We learn that for long years the country fed and provided for itself. Now a drought has caused starvation. But even more fatally, Sembene suggests, the country's political bureaucracy has grown fat and distant, fed on corruption, enriched by stealing and reselling the aid shipments from the west. In a shocking scene late in the film, sacks of grain and rice (marked "Gift of the USA") are thrown in the road, and the people walk over them, in a homage to Guelwaar, who spoke against aid.
Guelwaar's words are: "Make a man dependent on your charity and you make him your slave." He argues that aid has destroyed the Senegalese economy and created a ruling class of thieves. And he shows how these facts have been obscured because political demagogues have fanned Muslim-Catholic rivalries, so that the proletariat fights among itself instead of against its exploiters.
The film is astonishingly beautiful. The serene African landscape is a backdrop for the struggle over the cemetery, and the serene colors of the landscape frame the bright colors of the African costumes. We see something of the way the people live, and what their values are, and how their traditional ways interact with the new forms of government. And it is a joy to listen to the dialogue, in which intelligent people seriously discuss important matters; not one Hollywood film in a dozen allows its characters to seem so in control of what they think and say.

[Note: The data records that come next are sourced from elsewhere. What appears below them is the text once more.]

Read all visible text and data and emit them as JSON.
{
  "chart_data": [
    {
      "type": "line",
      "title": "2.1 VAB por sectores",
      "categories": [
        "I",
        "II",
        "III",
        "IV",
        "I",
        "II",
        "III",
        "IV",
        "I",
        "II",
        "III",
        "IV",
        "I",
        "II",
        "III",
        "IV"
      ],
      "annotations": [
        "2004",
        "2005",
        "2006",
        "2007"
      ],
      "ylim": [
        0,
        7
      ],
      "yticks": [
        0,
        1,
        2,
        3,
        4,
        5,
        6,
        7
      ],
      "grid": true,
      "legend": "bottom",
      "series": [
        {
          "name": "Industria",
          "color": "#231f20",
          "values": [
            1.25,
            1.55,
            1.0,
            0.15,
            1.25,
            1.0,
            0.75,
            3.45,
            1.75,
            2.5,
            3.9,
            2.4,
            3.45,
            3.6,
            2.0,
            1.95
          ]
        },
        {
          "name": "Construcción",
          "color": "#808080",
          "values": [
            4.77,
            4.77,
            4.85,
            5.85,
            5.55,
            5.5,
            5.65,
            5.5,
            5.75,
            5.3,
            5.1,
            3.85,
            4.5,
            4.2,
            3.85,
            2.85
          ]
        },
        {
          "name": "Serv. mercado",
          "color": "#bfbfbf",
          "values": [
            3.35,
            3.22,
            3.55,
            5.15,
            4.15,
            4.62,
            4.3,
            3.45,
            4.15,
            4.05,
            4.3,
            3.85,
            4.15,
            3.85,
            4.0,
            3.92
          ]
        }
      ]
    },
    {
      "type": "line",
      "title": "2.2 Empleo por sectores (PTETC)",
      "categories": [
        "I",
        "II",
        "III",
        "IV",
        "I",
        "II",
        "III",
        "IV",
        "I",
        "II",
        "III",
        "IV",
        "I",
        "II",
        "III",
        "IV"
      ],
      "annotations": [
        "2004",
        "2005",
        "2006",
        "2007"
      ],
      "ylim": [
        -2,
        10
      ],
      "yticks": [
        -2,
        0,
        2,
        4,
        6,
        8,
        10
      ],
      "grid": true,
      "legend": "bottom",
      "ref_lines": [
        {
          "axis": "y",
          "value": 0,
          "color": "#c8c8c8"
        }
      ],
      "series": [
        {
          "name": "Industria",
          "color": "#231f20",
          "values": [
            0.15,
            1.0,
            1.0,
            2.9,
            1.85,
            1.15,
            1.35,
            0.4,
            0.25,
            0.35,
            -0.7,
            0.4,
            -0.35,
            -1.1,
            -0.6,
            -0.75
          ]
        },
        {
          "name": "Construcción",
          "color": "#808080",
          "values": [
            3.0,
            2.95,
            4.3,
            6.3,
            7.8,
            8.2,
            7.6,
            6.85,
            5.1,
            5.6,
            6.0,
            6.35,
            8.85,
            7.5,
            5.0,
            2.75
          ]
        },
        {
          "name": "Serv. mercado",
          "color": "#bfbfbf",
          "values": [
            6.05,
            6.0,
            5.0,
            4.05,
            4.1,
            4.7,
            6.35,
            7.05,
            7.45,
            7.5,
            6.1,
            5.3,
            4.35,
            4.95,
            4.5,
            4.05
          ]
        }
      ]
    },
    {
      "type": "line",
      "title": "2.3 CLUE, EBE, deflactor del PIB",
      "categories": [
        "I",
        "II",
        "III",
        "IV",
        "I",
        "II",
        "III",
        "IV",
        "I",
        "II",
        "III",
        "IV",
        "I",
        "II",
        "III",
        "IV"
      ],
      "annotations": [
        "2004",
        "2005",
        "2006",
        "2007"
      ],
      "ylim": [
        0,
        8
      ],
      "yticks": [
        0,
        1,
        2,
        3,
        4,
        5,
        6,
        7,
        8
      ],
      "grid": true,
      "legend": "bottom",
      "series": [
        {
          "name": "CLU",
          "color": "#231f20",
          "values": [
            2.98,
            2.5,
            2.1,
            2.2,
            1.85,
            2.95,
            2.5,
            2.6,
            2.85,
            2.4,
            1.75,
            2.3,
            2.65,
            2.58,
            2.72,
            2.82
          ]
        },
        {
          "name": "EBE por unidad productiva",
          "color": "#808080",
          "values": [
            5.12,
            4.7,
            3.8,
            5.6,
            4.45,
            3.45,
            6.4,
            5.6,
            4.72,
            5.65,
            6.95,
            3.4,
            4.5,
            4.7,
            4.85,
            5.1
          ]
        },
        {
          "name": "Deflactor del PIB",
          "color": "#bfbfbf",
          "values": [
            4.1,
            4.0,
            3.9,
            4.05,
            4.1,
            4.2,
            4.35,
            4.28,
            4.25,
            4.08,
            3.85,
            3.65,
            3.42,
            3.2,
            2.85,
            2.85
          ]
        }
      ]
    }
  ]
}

Sembene's message is thought-provoking. He does not blame the hunger and poverty of Senegal on buzz-words like colonialism or racism. He says they have come because self-respect has been worn away by 30 years of living off foreign aid. Like many stories that are set in a very specific time and place, this one has universal implications.
Ousmane Sembene is 71 years old. This is his seventh feature. Along the way he has also made many short subjects, founded a newspaper, written a novel. I am happy to have seen two of his other films ("Black Girl" and "Xala"), and with "Guelwaar" he reminds me that movies can be an instrument of understanding, and need not always pander to what is cheapest and most superficial.